Ab der Hälfte der Füllung tritt der Latakia, der anfangs durchaus dominierte zunehmend in den Hintergrund und man schmeckt als weitere Komponente ein typisch süßliches Virginia-Aroma. Daß ich anfangs Perique - zumindest vom Geruchsempfinden her - vermutet habe, vermag ich nicht mehr eindeutig zu sagen. Ich würde mich nicht wundern, wenn welcher enthalten wäre, aber deutlich wird es nicht.

Auf eine ganz besondere Art und Weise ist der Tabak aber interessant, auch wenn ich ihn eigentlich zu süß für eine englische Mischung finde, fehlt ihm doch die Würze und etwas Kraft. Der Tabak wirkt einerseits etwas farblos, aber da ist doch etwas, was einen bei Laune halten kann.
Im letzten Drittel allerdings verschwindet die Süße und auch alles andere an dem man den Geschmack festmachen könnte. Der Latakia bleibt subtil im Hintergrund. Dafür kann man den Tabak nun wunderbar nebenher rauchen, ja er verleitet einen geradezu dies zu tun und auch ein auf die dabei vorhandene Unaufmerksamkeit zurückzuführendes Wiederanzünden wird nicht bestraft, sondern fast gleichgültig hingenommen.

Zum Ende der Füllung hin, empfinde ich den Tabak als leicht "pappig", lieblos, man schmeckt zwar noch eine salzige Note, aber die allein reisst es nicht raus, wie man so schön sagt. Im Gegenteil, er wird langweilig. Auch wenn es durch die Bank nicht nur positive Überraschungen sind, die dieser Tabak bereithält. Er überrascht bis zum Schluß durch abwechslungsreiche Geschmäcker, die sicher auch Liebhaber finden.
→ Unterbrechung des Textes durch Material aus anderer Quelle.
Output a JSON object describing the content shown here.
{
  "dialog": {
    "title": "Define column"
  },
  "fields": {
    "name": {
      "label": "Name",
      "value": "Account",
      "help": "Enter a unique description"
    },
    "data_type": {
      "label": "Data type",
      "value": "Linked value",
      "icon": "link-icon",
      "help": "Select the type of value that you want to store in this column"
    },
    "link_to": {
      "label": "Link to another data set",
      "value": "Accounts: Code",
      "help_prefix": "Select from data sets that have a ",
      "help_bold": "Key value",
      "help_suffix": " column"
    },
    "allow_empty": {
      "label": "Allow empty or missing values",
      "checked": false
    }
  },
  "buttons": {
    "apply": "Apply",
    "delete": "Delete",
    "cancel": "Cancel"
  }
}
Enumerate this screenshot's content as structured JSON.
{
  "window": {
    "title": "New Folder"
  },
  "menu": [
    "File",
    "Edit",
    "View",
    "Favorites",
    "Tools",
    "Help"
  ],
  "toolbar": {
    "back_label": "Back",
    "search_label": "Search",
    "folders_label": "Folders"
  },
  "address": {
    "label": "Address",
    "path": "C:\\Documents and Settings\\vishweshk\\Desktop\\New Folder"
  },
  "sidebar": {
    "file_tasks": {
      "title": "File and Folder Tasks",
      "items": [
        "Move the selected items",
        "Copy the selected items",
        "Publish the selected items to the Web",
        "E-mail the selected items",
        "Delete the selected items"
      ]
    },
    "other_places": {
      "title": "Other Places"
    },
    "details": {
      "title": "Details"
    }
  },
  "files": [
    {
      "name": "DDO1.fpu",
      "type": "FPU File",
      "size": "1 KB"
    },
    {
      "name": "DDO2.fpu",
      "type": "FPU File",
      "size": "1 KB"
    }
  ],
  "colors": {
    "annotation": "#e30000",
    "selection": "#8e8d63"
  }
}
Mit Schluß hab ich mir auch schon das Stichwort gegeben...
Fazit: Ein Tabak den den ich generell nicht ablehnen würde, da er vom Geruch her zu täuschen vermag. Ich bin gespannt um welchen es sich handelt, damit ich das Angebot ihn zu kaufen oder angebotenerweise noch mal zu Rauchen ggf. ablehnen könnte. Schade ich hatte mir mehr erhofft.


Eugen Marmann

Ein wildcut (unterschiedliche Schnittbreiten). Ich würde sagen; Virgina, Burly und Cavendish. Eine Aromatisierung konnte ich nicht feststellen, was an der langen Liegezeit liegen kann. Auf mich macht die Mischung einen leicht englischen eindruck. Latakia konnte ich jedoch nicht schmecken.